La responsabilidad o la competencia personal anteceden a la global. Es decir, lo que los individuos y las pequeñas comunidades sean capaces y estén dispuestos a hacer deben hacerlo, sin interferencias del Estado. El principio de subsidiariedad es un principio fundamental de toda autoridad social que ante la constante presión de los poderes públicos por ahormar y controlar la ida social nos interesa, y mucho, recuperar y poner en juego cuanto antes.

En realidad, bien común, subsidiariedad y bienestar son conceptos que están más ligados de lo que parece. El bien común es la clave porque implica ayuda para que los individuos puedan conseguir los fines esenciales de la vida, no ayuda dirigida a captar la voluntad política de los ayudados, de los subsidiados, tal y como hemos comprobado discurren los acontecimientos, también en este tiempo de pandemia.

El principio de subsidiariedad limita considerablemente la operatividad del poder estatal y responsabiliza a las personas en el cumplimiento de sus fines vitales y sociales. Como principio superior filosófico-social, tiene, según Messner, tres importantes corolarios. Primero: un sistema social es tanto más perfecto en la medida en que facilite a las personas la consecución de sus propios intereses en un contexto de libertad solidaria. Segundo: un sistema social es tanto más valioso cuanto más se utilice la técnica de la descentralización del poder y la autonomía de las comunidades menores. Tercero, y muy importante, un sistema social será más eficaz cuanto menos acuda a las leyes y más a la acción de fomento y a los estímulos para alcanzar el bien común.

El libre y solidario desarrollo de la persona en un contexto de bien común, hoy cada vez más difícil a causa de la continua y constante invasión de las libertades por parte de los poderes públicos y de los poderes tecnoestructurales, es esencial para recuperarla vital y pujanza de la vida social, bajo mínimos desee hace tiempo. Por eso, el principio de subsidiariedad supone tanta libertad solidaria como sea posible y tanta intervención estatal como sea imprescindible.

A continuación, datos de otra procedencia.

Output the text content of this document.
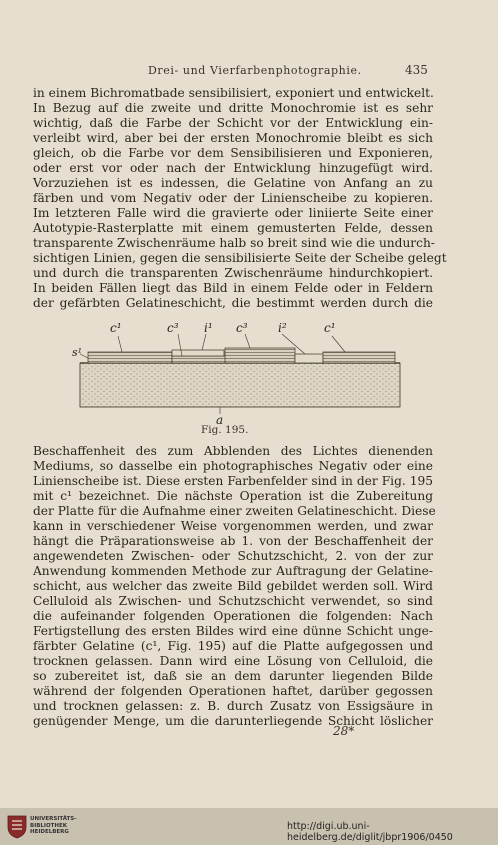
Drei- und Vierfarbenphotographie.	435
in einem Bichromatbade sensibilisiert, exponiert und entwickelt.
In Bezug auf die zweite und dritte Monochromie ist es sehr
wichtig, daß die Farbe der Schicht vor der Entwicklung ein-
verleibt wird, aber bei der ersten Monochromie bleibt es sich
gleich, ob die Farbe vor dem Sensibilisieren und Exponieren,
oder erst vor oder nach der Entwicklung hinzugefügt wird.
Vorzuziehen ist es indessen, die Gelatine von Anfang an zu
färben und vom Negativ oder der Linienscheibe zu kopieren.
Im letzteren Falle wird die gravierte oder liniierte Seite einer
Autotypie-Rasterplatte mit einem gemusterten Felde, dessen
transparente Zwischenräume halb so breit sind wie die undurch-
sichtigen Linien, gegen die sensibilisierte Seite der Scheibe gelegt
und durch die transparenten Zwischenräume hindurchkopiert.
In beiden Fällen liegt das Bild in einem Felde oder in Feldern
der gefärbten Gelatineschicht, die bestimmt werden durch die
c¹	c³ i¹ c³	i²	c¹
s¹
a
Fig. 195.
Beschaffenheit des zum Abblenden des Lichtes dienenden
Mediums, so dasselbe ein photographisches Negativ oder eine
Linienscheibe ist. Diese ersten Farbenfelder sind in der Fig. 195
mit c¹ bezeichnet. Die nächste Operation ist die Zubereitung
der Platte für die Aufnahme einer zweiten Gelatineschicht. Diese
kann in verschiedener Weise vorgenommen werden, und zwar
hängt die Präparationsweise ab 1. von der Beschaffenheit der
angewendeten Zwischen- oder Schutzschicht, 2. von der zur
Anwendung kommenden Methode zur Auftragung der Gelatine-
schicht, aus welcher das zweite Bild gebildet werden soll. Wird
Celluloid als Zwischen- und Schutzschicht verwendet, so sind
die aufeinander folgenden Operationen die folgenden: Nach
Fertigstellung des ersten Bildes wird eine dünne Schicht unge-
färbter Gelatine (c¹, Fig. 195) auf die Platte aufgegossen und
trocknen gelassen. Dann wird eine Lösung von Celluloid, die
so zubereitet ist, daß sie an dem darunter liegenden Bilde
während der folgenden Operationen haftet, darüber gegossen
und trocknen gelassen: z. B. durch Zusatz von Essigsäure in
genügender Menge, um die darunterliegende Schicht löslicher
28*
UNIVERSITÄTS-
BIBLIOTHEK
HEIDELBERG	http://digi.ub.uni-heidelberg.de/diglit/jbpr1906/0450
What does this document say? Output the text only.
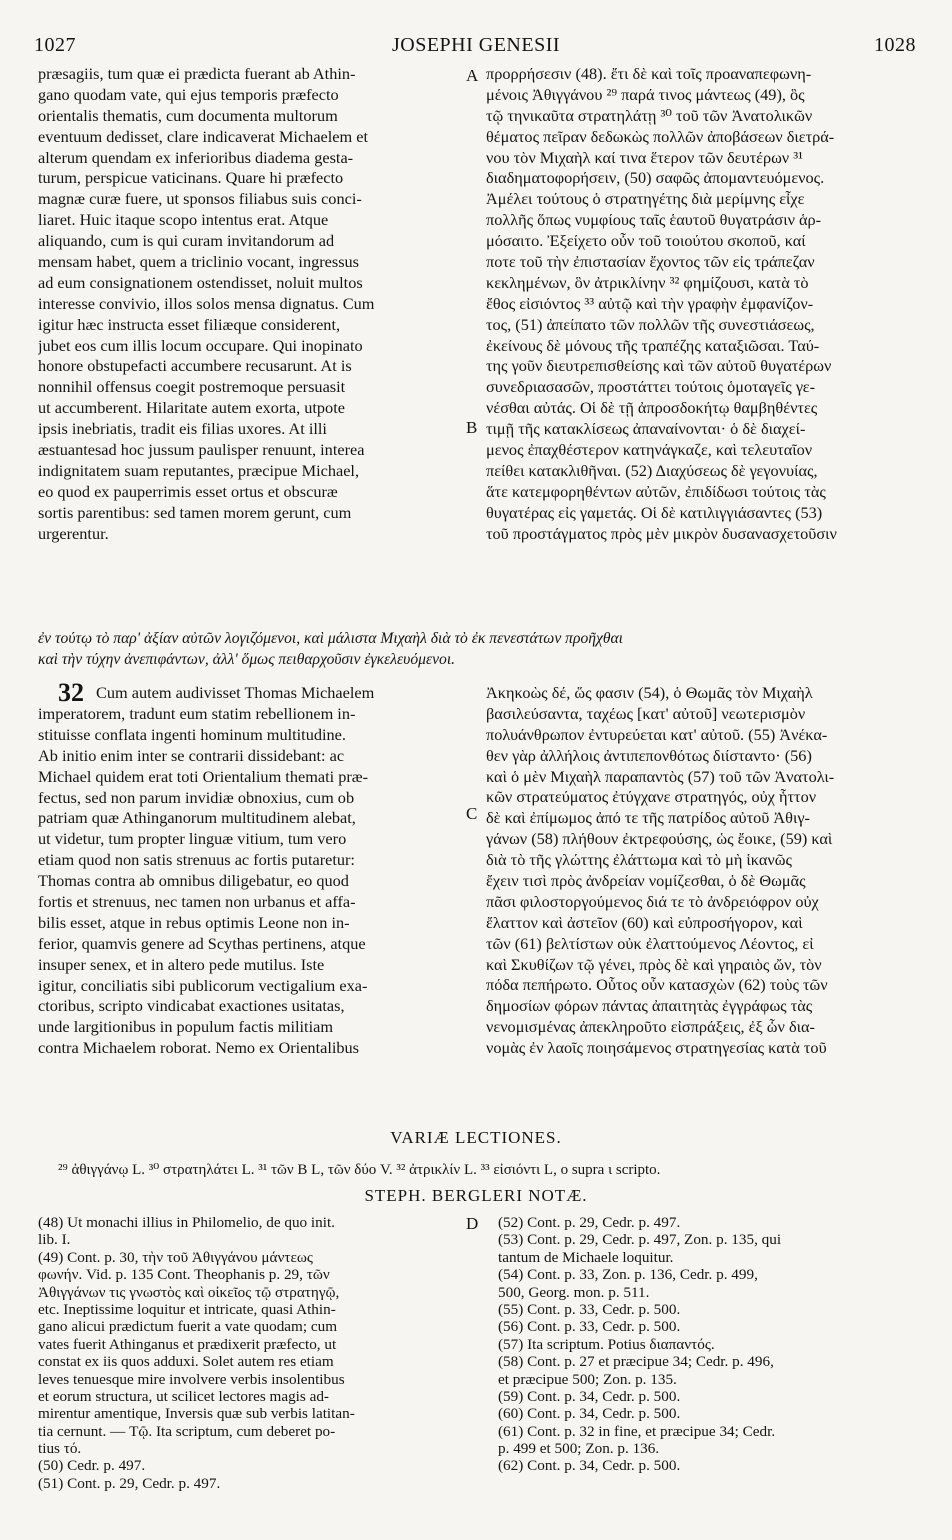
1027	JOSEPHI GENESII	1028
præsagiis, tum quæ ei prædicta fuerant ab Athin-
gano quodam vate, qui ejus temporis præfecto
orientalis thematis, cum documenta multorum
eventuum dedisset, clare indicaverat Michaelem et
alterum quendam ex inferioribus diadema gesta-
turum, perspicue vaticinans. Quare hi præfecto
magnæ curæ fuere, ut sponsos filiabus suis conci-
liaret. Huic itaque scopo intentus erat. Atque
aliquando, cum is qui curam invitandorum ad
mensam habet, quem a triclinio vocant, ingressus
ad eum consignationem ostendisset, noluit multos
interesse convivio, illos solos mensa dignatus. Cum
igitur hæc instructa esset filiæque considerent,
jubet eos cum illis locum occupare. Qui inopinato
honore obstupefacti accumbere recusarunt. At is
nonnihil offensus coegit postremoque persuasit
ut accumberent. Hilaritate autem exorta, utpote
ipsis inebriatis, tradit eis filias uxores. At illi
æstuantesad hoc jussum paulisper renuunt, interea
indignitatem suam reputantes, præcipue Michael,
eo quod ex pauperrimis esset ortus et obscuræ
sortis parentibus: sed tamen morem gerunt, cum
urgerentur.
προρρήσεσιν (48). ἔτι δὲ καὶ τοῖς προαναπεφωνη-
μένοις Ἀθιγγάνου ²⁹ παρά τινος μάντεως (49), ὃς
τῷ τηνικαῦτα στρατηλάτῃ ³⁰ τοῦ τῶν Ἀνατολικῶν
θέματος πεῖραν δεδωκὼς πολλῶν ἀποβάσεων διετρά-
νου τὸν Μιχαὴλ καί τινα ἕτερον τῶν δευτέρων ³¹
διαδηματοφορήσειν, (50) σαφῶς ἀπομαντευόμενος.
Ἀμέλει τούτους ὁ στρατηγέτης διὰ μερίμνης εἶχε
πολλῆς ὅπως νυμφίους ταῖς ἑαυτοῦ θυγατράσιν ἁρ-
μόσαιτο. Ἐξείχετο οὖν τοῦ τοιούτου σκοποῦ, καί
ποτε τοῦ τὴν ἐπιστασίαν ἔχοντος τῶν εἰς τράπεζαν
κεκλημένων, ὃν ἀτρικλίνην ³² φημίζουσι, κατὰ τὸ
ἔθος εἰσιόντος ³³ αὐτῷ καὶ τὴν γραφὴν ἐμφανίζον-
τος, (51) ἀπείπατο τῶν πολλῶν τῆς συνεστιάσεως,
ἐκείνους δὲ μόνους τῆς τραπέζης καταξιῶσαι. Ταύ-
της γοῦν διευτρεπισθείσης καὶ τῶν αὐτοῦ θυγατέρων
συνεδριασασῶν, προστάττει τούτοις ὁμοταγεῖς γε-
νέσθαι αὐτάς. Οἱ δὲ τῇ ἀπροσδοκήτῳ θαμβηθέντες
τιμῇ τῆς κατακλίσεως ἀπαναίνονται· ὁ δὲ διαχεί-
μενος ἐπαχθέστερον κατηνάγκαζε, καὶ τελευταῖον
πείθει κατακλιθῆναι. (52) Διαχύσεως δὲ γεγονυίας,
ἅτε κατεμφορηθέντων αὐτῶν, ἐπιδίδωσι τούτοις τὰς
θυγατέρας εἰς γαμετάς. Οἱ δὲ κατιλιγγιάσαντες (53)
τοῦ προστάγματος πρὸς μὲν μικρὸν δυσανασχετοῦσιν
ἐν τούτῳ τὸ παρ' ἀξίαν αὐτῶν λογιζόμενοι, καὶ μάλιστα Μιχαὴλ διὰ τὸ ἐκ πενεστάτων προῆχθαι
καὶ τὴν τύχην ἀνεπιφάντων, ἀλλ' ὅμως πειθαρχοῦσιν ἐγκελευόμενοι.
A
B
C
D
32 Cum autem audivisset Thomas Michaelem
imperatorem, tradunt eum statim rebellionem in-
stituisse conflata ingenti hominum multitudine.
Ab initio enim inter se contrarii dissidebant: ac
Michael quidem erat toti Orientalium themati præ-
fectus, sed non parum invidiæ obnoxius, cum ob
patriam quæ Athinganorum multitudinem alebat,
ut videtur, tum propter linguæ vitium, tum vero
etiam quod non satis strenuus ac fortis putaretur:
Thomas contra ab omnibus diligebatur, eo quod
fortis et strenuus, nec tamen non urbanus et affa-
bilis esset, atque in rebus optimis Leone non in-
ferior, quamvis genere ad Scythas pertinens, atque
insuper senex, et in altero pede mutilus. Iste
igitur, conciliatis sibi publicorum vectigalium exa-
ctoribus, scripto vindicabat exactiones usitatas,
unde largitionibus in populum factis militiam
contra Michaelem roborat. Nemo ex Orientalibus
Ἀκηκοὼς δέ, ὥς φασιν (54), ὁ Θωμᾶς τὸν Μιχαὴλ
βασιλεύσαντα, ταχέως [κατ' αὐτοῦ] νεωτερισμὸν
πολυάνθρωπον ἐντυρεύεται κατ' αὐτοῦ. (55) Ἀνέκα-
θεν γὰρ ἀλλήλοις ἀντιπεπονθότως διίσταντο· (56)
καὶ ὁ μὲν Μιχαὴλ παραπαντὸς (57) τοῦ τῶν Ἀνατολι-
κῶν στρατεύματος ἐτύγχανε στρατηγός, οὐχ ἧττον
δὲ καὶ ἐπίμωμος ἀπό τε τῆς πατρίδος αὐτοῦ Ἀθιγ-
γάνων (58) πλήθουν ἐκτρεφούσης, ὡς ἔοικε, (59) καὶ
διὰ τὸ τῆς γλώττης ἐλάττωμα καὶ τὸ μὴ ἱκανῶς
ἔχειν τισὶ πρὸς ἀνδρείαν νομίζεσθαι, ὁ δὲ Θωμᾶς
πᾶσι φιλοστοργούμενος διά τε τὸ ἀνδρειόφρον οὐχ
ἔλαττον καὶ ἀστεῖον (60) καὶ εὐπροσήγορον, καὶ
τῶν (61) βελτίστων οὐκ ἐλαττούμενος Λέοντος, εἰ
καὶ Σκυθίζων τῷ γένει, πρὸς δὲ καὶ γηραιὸς ὤν, τὸν
πόδα πεπήρωτο. Οὗτος οὖν κατασχὼν (62) τοὺς τῶν
δημοσίων φόρων πάντας ἀπαιτητὰς ἐγγράφως τὰς
νενομισμένας ἀπεκληροῦτο εἰσπράξεις, ἐξ ὧν δια-
νομὰς ἐν λαοῖς ποιησάμενος στρατηγεσίας κατὰ τοῦ
VARIÆ LECTIONES.
²⁹ ἀθιγγάνῳ L. ³⁰ στρατηλάτει L. ³¹ τῶν B L, τῶν δύο V. ³² ἀτρικλίν L. ³³ εἰσιόντι L, ο supra ι scripto.
STEPH. BERGLERI NOTÆ.
(48) Ut monachi illius in Philomelio, de quo init.
lib. I.
(49) Cont. p. 30, τὴν τοῦ Ἀθιγγάνου μάντεως
φωνήν. Vid. p. 135 Cont. Theophanis p. 29, τῶν
Ἀθιγγάνων τις γνωστὸς καὶ οἰκεῖος τῷ στρατηγῷ,
etc. Ineptissime loquitur et intricate, quasi Athin-
gano alicui prædictum fuerit a vate quodam; cum
vates fuerit Athinganus et prædixerit præfecto, ut
constat ex iis quos adduxi. Solet autem res etiam
leves tenuesque mire involvere verbis insolentibus
et eorum structura, ut scilicet lectores magis ad-
mirentur amentique, Inversis quæ sub verbis latitan-
tia cernunt. — Τῷ. Ita scriptum, cum deberet po-
tius τό.
(50) Cedr. p. 497.
(51) Cont. p. 29, Cedr. p. 497.
(52) Cont. p. 29, Cedr. p. 497.
(53) Cont. p. 29, Cedr. p. 497, Zon. p. 135, qui
tantum de Michaele loquitur.
(54) Cont. p. 33, Zon. p. 136, Cedr. p. 499,
500, Georg. mon. p. 511.
(55) Cont. p. 33, Cedr. p. 500.
(56) Cont. p. 33, Cedr. p. 500.
(57) Ita scriptum. Potius διαπαντός.
(58) Cont. p. 27 et præcipue 34; Cedr. p. 496,
et præcipue 500; Zon. p. 135.
(59) Cont. p. 34, Cedr. p. 500.
(60) Cont. p. 34, Cedr. p. 500.
(61) Cont. p. 32 in fine, et præcipue 34; Cedr.
p. 499 et 500; Zon. p. 136.
(62) Cont. p. 34, Cedr. p. 500.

En la crisis del Estado de bienestar estático, y hoy especialmente, nos encontramos ante la máxima intervencionista de tanto poder como sea posible y tanta libertad como sea inevitable produciéndose una colosal operación de control y manipulación social de consecuencias insospechadas.

En realidad, como sabemos, el ideal del orden social se orienta hacia la mayor libertad solidaria posible en un marco de mínima regulación estatal. Los pueblos que han tenido más leyes no es que hayan sido los más felices tal y como acredita la experiencia histórica. Sin embargo, hoy por hoy existe una fuerte convicción de que el progreso social depende de la intervención estatal.

La cuestión es reducir la intervención a ese marco de ayuda ínsito en la idea del bien común, porque no se puede olvidar que la gran paradoja, y tremendo fracaso del Estado del bienestar estático, ha sido pensar que la intervención directa producía automáticamente mayor bienestar general. La fórmula es, más bien, la que parte de la subsidiariedad: cuanto más se apoye a la persona y a las comunidades en que se integra, se fomentará la competencia y la responsabilidad y el conjunto tendrá una mayor autonomía. Porque no se puede olvidar que el principio de subsidiariedad protege los derechos de las personas y de las pequeñas comunidades frente a un Estado que, históricamente, ha cedido, unas veces más que otras, hoy en tiempos de pandemia de forma paradigmática, a la sutil tentación de aumentar considerablemente su poder. Pero lo más importante, independientemente de la fuerza evidente de este principio básico de la Ética política, es que el bien común se alcanza más fácilmente si los propios individuos y las pequeñas comunidades viven en un contexto de responsabilidad e ilusión por conseguir sus fines existenciales. Ojala no lo olvidemos en estos tiempos de tanta intervención pública y de tantas dificultades para el ejercicio de las libertades.